Re: A new proposal for how to deal with text track cues

Hi John,

I don't even know if I want to reply to this because there are some
fundamental ways in which the Web and Web browsers work that don't
seem to be something you subscribe to. As long as we disagree about
these approaches and that Web features are necessary, there will be no
agreement possible on how a caption format for the Web should work.
I'd rather agree to disagree at that stage. But let's see if we have
reached that point yet.


On Wed, Jun 19, 2013 at 1:16 PM, John Birch <John.Birch@screensystems.tv> wrote:
> Hi Silvia,
>
> With respect to the specific points in your email:
> RE:  ...the browser has to do something when a line of text has to be wrapped because the video's width is too small to render the text.
> Why should the browser 'do something'? The text should remain relative in size to the video, or if that has readability implications a) one would question the validity of captioning in the first place, and b) the captions should be **specifically purposed** to that reduced screen size. The concept of a one size fits all caption file is invalid. Reduction in the amount of text might be appropriate, or a faster repetition rate of shorter captions might be an alternative strategy. An algorithm cannot even get close to an acceptable presentation automagically without considerably more metadata than is available at this point in the chain.

There are situations in which everything was authored well and the
browser still has to deal with a need to wrap lines.
For example: Assuming the browser is given a line of text to render
onto a video of a given size. Assuming further that the captions were
specifically purposed to fit for that viewport size. Browsers allow
users to interact with the content, for example increase font size to
something that the user finds comfortable to read. Assuming that font
size increase makes the text so big that unless the lines are wrapped,
words will move off the viewport and disappear. Wrapping lines in such
situations is just the lesser of two bad things to do.


> RE: ... Also, you might want to talk with the people at YouTube that have to deal with a lot of garbage captions that they are getting as input...
> I would not regard most YouTube captioning as 'setting a high bar' in caption / subtitling quality 1/2 ;-).

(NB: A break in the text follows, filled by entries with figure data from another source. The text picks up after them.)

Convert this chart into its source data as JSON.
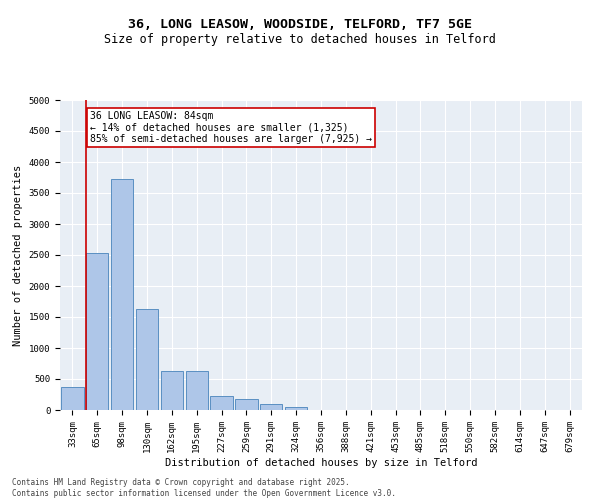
{
  "title_line1": "36, LONG LEASOW, WOODSIDE, TELFORD, TF7 5GE",
  "title_line2": "Size of property relative to detached houses in Telford",
  "xlabel": "Distribution of detached houses by size in Telford",
  "ylabel": "Number of detached properties",
  "categories": [
    "33sqm",
    "65sqm",
    "98sqm",
    "130sqm",
    "162sqm",
    "195sqm",
    "227sqm",
    "259sqm",
    "291sqm",
    "324sqm",
    "356sqm",
    "388sqm",
    "421sqm",
    "453sqm",
    "485sqm",
    "518sqm",
    "550sqm",
    "582sqm",
    "614sqm",
    "647sqm",
    "679sqm"
  ],
  "values": [
    375,
    2525,
    3725,
    1625,
    625,
    625,
    225,
    175,
    100,
    50,
    0,
    0,
    0,
    0,
    0,
    0,
    0,
    0,
    0,
    0,
    0
  ],
  "bar_color": "#aec6e8",
  "bar_edge_color": "#5a8fc2",
  "vline_color": "#cc0000",
  "annotation_text": "36 LONG LEASOW: 84sqm\n← 14% of detached houses are smaller (1,325)\n85% of semi-detached houses are larger (7,925) →",
  "annotation_box_color": "#cc0000",
  "ylim": [
    0,
    5000
  ],
  "yticks": [
    0,
    500,
    1000,
    1500,
    2000,
    2500,
    3000,
    3500,
    4000,
    4500,
    5000
  ],
  "background_color": "#e8eef5",
  "footer_line1": "Contains HM Land Registry data © Crown copyright and database right 2025.",
  "footer_line2": "Contains public sector information licensed under the Open Government Licence v3.0.",
  "title_fontsize": 9.5,
  "subtitle_fontsize": 8.5,
  "axis_label_fontsize": 7.5,
  "tick_fontsize": 6.5,
  "annotation_fontsize": 7,
  "footer_fontsize": 5.5
}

I disagree with your analysis because I have seen much worse caption
display on digital TV or other forms of broadcasting - compared to
those, YouTube is setting a very high bar on how it renders captions.
But let's not get into any "he says she says here". ;-)

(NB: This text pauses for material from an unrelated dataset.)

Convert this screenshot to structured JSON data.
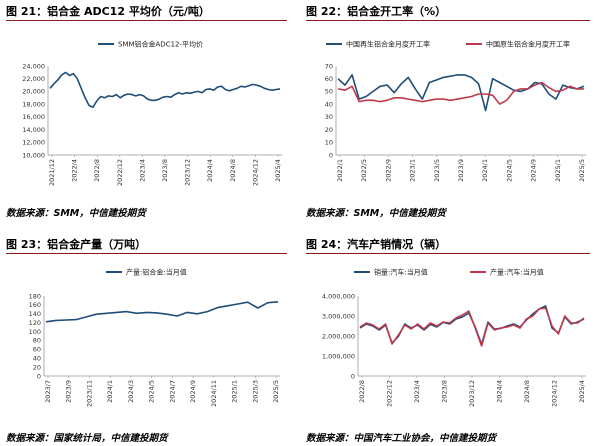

> RE: You might want to check back with the beginnings of TTML to an email about "Iterating toward a solution":...
> And we certainly did iterate towards a solution... but there was no published document that we were calling a standard.

You're calling TTML a standard now, even though TTML is still evolving.

In any case: the reason why David is proposing to take the WebVTT spec
from the CG into this WG is to take it onto the official path of
standardisation of the W3C. If that's the only way to make you feel
comfortable about a document, there is no issue here: it's happening.


> RE: ...The fractional percentage is simply the outcome of converting the CEA608 columns to exact percentages...
> You don't see the contradiction inside this statement? Fractional percentages require the specification of a rounding algorithm, otherwise you can get 'pixel bouncing' when different rows are addressed.
> e.g. the second line of a 2 line caption may appear at a different pixel position to a single line caption positioned on the bottom row.... even a very slight registration error between successive captions is noticeable and disruptive to readability.

CEA608 columns are defined based on a limited set of viewport
resolutions. The Web knows no such thing: potentially any resolution
is possible. We have to work withing the restrictions of what is given
and the percentage is simply the consequence.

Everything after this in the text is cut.